Wacky Weather Words: Turkey Towers

"Turkey Towers" is storm chaser slang for clouds that rapidly build upwards, exhibiting a turkeylike "neck." The term was likely invented by storm chasers in the 1980s, or earlier. It can be a sign that the atmosphere's "cap" has broken, meaning that strong thunderstorms could quickly develop.

The term first appeared in the initial publication of the "Weather Glossary for Storm Spotters" published by the National Weather Service in Norman, Oklahoma in 1992. One of the earliest videos describing the cloud formation appears in a 1994 storm chaser training film.

Wacky Weather Words: Suck Zone

That phrase is famous enough to have its own entry in The Urban Dictionary, and no, it's not dirty; it's, in fact, Dusty.

We may not be able to credit Dusty the storm chaser with "Bear's Cage" but we can certainly point to him in this famous scene in Twister, where he says, "'The Suck Zone.' It's the point basically when the twister ... sucks you up. That's not the technical term for it, obviously."

Prior to Twister, this term did not exist.

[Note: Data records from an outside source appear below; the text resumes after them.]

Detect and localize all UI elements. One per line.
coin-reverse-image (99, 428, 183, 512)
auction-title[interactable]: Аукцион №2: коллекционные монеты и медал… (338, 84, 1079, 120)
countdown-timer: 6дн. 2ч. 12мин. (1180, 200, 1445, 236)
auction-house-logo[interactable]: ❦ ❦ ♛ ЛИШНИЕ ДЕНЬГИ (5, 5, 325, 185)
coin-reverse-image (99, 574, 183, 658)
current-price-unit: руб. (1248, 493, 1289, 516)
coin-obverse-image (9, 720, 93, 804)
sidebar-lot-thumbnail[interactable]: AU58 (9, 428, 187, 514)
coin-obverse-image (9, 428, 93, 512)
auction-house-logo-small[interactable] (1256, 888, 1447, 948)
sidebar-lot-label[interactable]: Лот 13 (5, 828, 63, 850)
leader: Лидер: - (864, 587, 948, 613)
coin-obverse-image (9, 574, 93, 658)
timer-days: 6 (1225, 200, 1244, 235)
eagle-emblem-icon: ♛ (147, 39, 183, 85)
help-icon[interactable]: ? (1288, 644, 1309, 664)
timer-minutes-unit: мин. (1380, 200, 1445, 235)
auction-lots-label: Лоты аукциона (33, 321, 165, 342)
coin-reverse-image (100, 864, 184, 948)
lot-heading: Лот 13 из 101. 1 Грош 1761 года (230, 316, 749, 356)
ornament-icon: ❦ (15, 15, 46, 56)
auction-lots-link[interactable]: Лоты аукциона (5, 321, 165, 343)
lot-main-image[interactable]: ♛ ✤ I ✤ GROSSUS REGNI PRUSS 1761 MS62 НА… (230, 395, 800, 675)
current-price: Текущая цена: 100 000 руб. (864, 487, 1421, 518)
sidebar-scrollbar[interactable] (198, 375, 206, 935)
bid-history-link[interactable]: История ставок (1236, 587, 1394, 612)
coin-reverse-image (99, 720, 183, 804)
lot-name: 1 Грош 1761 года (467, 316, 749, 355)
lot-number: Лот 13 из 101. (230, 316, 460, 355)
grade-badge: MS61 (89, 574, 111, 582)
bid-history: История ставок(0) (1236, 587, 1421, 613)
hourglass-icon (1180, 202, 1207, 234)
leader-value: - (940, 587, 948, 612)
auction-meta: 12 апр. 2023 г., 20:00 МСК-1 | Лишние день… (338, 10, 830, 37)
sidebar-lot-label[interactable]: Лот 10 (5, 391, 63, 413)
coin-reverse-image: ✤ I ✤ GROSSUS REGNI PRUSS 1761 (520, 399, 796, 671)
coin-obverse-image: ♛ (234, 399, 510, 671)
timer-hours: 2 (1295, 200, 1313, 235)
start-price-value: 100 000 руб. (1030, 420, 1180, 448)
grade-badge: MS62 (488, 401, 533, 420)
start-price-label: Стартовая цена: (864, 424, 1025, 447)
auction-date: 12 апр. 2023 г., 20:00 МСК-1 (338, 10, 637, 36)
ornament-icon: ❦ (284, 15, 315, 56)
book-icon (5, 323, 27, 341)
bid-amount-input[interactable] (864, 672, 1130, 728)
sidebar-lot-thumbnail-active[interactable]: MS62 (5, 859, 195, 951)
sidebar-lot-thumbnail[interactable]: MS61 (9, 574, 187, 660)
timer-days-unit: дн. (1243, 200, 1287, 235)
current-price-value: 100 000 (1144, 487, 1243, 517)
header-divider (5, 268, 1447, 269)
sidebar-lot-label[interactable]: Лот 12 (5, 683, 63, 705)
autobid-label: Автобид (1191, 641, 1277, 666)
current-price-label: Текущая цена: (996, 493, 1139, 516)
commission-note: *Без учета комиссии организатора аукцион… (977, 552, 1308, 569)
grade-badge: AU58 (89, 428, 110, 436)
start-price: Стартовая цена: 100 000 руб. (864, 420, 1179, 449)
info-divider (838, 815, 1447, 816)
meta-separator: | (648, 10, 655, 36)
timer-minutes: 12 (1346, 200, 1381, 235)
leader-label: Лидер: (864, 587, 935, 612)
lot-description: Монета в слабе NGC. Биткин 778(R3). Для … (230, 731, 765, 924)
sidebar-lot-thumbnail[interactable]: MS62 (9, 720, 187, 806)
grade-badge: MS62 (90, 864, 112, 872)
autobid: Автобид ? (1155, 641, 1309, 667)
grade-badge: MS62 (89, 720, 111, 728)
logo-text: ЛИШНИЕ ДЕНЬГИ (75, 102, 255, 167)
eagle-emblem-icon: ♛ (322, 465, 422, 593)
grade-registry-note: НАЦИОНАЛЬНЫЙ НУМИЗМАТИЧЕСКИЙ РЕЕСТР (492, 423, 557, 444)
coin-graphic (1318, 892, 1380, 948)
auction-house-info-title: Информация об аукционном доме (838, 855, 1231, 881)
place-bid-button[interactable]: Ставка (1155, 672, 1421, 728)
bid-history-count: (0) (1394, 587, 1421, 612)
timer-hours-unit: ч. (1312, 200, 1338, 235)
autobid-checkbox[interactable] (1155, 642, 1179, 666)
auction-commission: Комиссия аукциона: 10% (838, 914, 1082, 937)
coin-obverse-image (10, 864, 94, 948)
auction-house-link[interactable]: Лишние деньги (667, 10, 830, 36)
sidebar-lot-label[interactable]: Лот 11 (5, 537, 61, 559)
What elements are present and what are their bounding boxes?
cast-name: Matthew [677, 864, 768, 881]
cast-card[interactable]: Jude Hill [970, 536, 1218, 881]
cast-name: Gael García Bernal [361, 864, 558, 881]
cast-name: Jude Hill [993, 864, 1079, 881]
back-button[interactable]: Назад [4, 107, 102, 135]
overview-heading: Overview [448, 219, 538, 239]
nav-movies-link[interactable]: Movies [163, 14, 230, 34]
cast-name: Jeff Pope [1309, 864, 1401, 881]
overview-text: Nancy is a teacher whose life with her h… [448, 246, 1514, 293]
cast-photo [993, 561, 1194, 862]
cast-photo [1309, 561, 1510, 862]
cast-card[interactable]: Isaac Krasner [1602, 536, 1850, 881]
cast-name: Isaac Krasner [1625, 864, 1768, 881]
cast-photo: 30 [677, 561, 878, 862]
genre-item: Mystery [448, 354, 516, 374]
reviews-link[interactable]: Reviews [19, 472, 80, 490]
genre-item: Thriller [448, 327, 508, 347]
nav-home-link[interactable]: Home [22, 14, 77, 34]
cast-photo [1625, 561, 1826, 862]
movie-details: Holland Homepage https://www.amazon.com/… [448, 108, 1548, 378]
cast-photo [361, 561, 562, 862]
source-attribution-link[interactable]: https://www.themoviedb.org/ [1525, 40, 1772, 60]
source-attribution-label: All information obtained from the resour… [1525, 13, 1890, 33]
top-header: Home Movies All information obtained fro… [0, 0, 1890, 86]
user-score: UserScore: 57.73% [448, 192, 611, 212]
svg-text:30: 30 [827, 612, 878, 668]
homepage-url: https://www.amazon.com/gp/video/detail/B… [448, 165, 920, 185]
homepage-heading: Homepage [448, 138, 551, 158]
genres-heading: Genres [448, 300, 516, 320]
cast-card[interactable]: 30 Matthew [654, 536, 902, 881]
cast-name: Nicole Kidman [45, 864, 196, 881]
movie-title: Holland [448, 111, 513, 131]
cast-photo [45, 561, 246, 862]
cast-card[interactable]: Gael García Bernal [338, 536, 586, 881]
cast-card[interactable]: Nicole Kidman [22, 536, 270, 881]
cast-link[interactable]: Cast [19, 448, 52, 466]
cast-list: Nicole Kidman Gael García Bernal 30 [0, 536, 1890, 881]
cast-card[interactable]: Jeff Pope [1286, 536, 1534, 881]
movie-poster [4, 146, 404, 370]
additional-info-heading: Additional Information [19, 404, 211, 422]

Plus, as a storm chasing tour company points out, scientifically speaking, tornadoes don't suck, they blow.

Wacky Weather Words: Wet Bulb

A "sling psychrometer" is a weather instrument that isn't used much anymore these days. It has two thermometers, one with a wet cotton wick around the thermometer's bulb. After literally slinging them around in a circle for 60 seconds, you'll know your "wet bulb" and "dry bulb" temperature, which is the actual temperature. Using a Psychometric Chart, you can calculate the dew point and relative humidity.

Another way to measure humidity is using human hair. The "hair hygrometer" was invented in the late 1700s, around the time the sling psychrometer came into use.

At the end of the 19th century, an alternate version of the sling psychrometer came out with a name almost good enough for this list: The Assman Psychrometer. Invented by German meteorologist Adolph Assman (we're not making this up), this instrument was a version in which the slinging was automated by a fan. In modern times, more complicated electronic moisture sensors have replaced both types of instruments.

Wacky Weather Words: Dry Punch

Another hit from the 1992 "Weather Glossary for Storm Spotters," this weather term sounds like a disappointing drink at prom, but this one refers to a surge of dry air rushing ahead of the dry line.

The "dry line" is a wall of dry air that typically moves eastward during the day in the southern Plains. The dry punch (stay with us here) can create a dry bulge in the dry line, which can create a focal point for severe thunderstorms.